Je retourne au Louvre et mes yeux se perdent dans La Peste d’Azoth de Poussin (peint entre 1630-1631), Poussin nous montre un groupe d’hommes qui vont vers l’impossible, le salut. Personne ne peut s’enfuir. La terreur, la désolation s’impriment sur les visages statiques tandis que des rats courent sur les cadavres. Poussin, pour dépeindre le fléau qui a puni les Philistins pendant sept mois, s’est inspiré de la Bible — du livre de Samuel — et de la peste qui a ravagé Milan en 1630. La bien nommée peste noire. « Craignez les dieux, craignez les châtiments divins », disent les visages vulnérables dont l’odeur pestilentielle suinte de la toile. On n’en sort jamais indemnes lorsqu’on pénètre une œuvre d’art. Dans La Leçon d’anatomie du Dr Nicolaes Tulp de Rembrandt, le corps d’une personne décédée est transformé en source d’information. Un groupe de chirurgiens étudie sous l’expertise de Tulp la musculature d’un bras. L’idée est de disséquer un criminel mort sur la potence, dont le corps sert maintenant la science et, sans le savoir, l’histoire de l’art. Les cours d’anatomie se déroulaient dans de grandes salles et certains payaient pour monter sur scène et servir de modèle. Ce sont les corps, matière qui va vers la désintégration, mais la matière puise son caractère sacré dans ce qu’elle a d’éphémère, de corruptible. Rembrandt, le grand maître baroque néerlandais, en 1632, a peint une estampe comme s’il s’agissait d’une photographie, le moment du clic devant lequel les visages et les expressions figées, suspendues. On sait que le corps va disparaître sans tarder. Oh, matière. À peu près à la même époque et toujours en Hollande, Baruch Spinoza écrivait L’Éthique. Son tome III proclame que « personne n’a encore déterminé ce qu’un corps peut faire », des siècles plus tard le philosophe français Gilles Deleuze répond : « Spinoza tente de montrer que le corps dépasse la connaissance qu’on en a, et que la pensée ne dépasse pas moins la conscience qu’on en a. »
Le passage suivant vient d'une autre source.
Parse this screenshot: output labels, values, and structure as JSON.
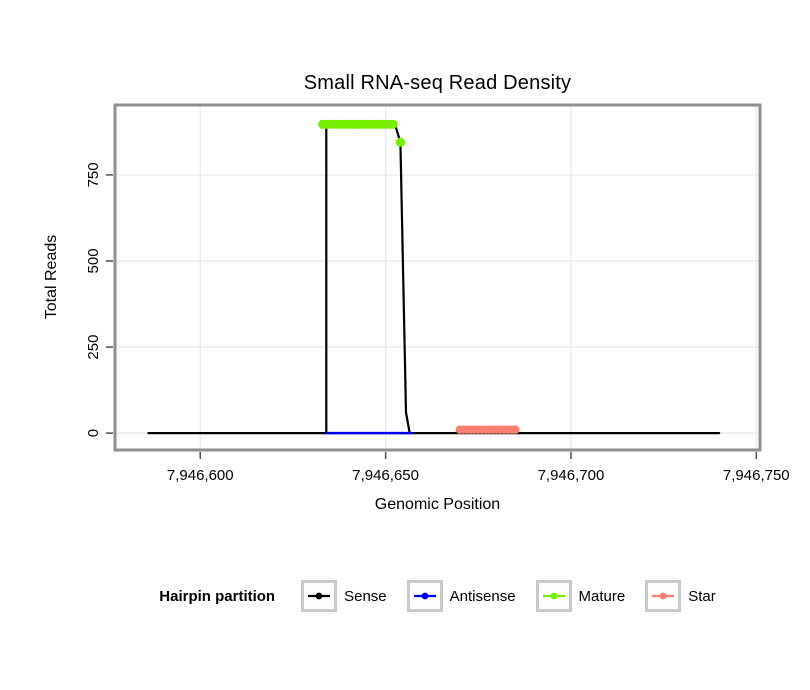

Se pourrait-il qu’avec la présence d’une maladie se crée la conscience du corps ? Dans un endroit très sombre, je m’arrête, le cœur battant. Je suis un peu chacun des personnages qui m’accompagnent dans ces quinze étages. J’habite la fragilité de ce voyage, saisie par les Pensées de Marc-Aurèle méditant sur la mort et pourtant, terriblement dans l’instant. Mon présent, une particule élémentaire.
La peur est vécue comme elle peut l’être, on peut la neutraliser, la gérer, l’annihiler, mais elle se matérialise toujours d’une manière ou d’une autre. La porte s’ouvre sur la rue désolée du quartier de Palermo. Seulement des vélos chevauchés par des livreurs masqués, des mendiants qui n’ont nulle part où se réfugier. Certains se promènent avec un sac de courses. Les cartoneros ont disparu. La police passe son temps à contrôler.
Au loin, je crois entendre les cloches de bronze qui annoncent le passage des pestiférés au Moyen-âge. Ou peut-être est-ce ce fameux vers de John Donne dont les cloches résonnent dans notre mémoire collective.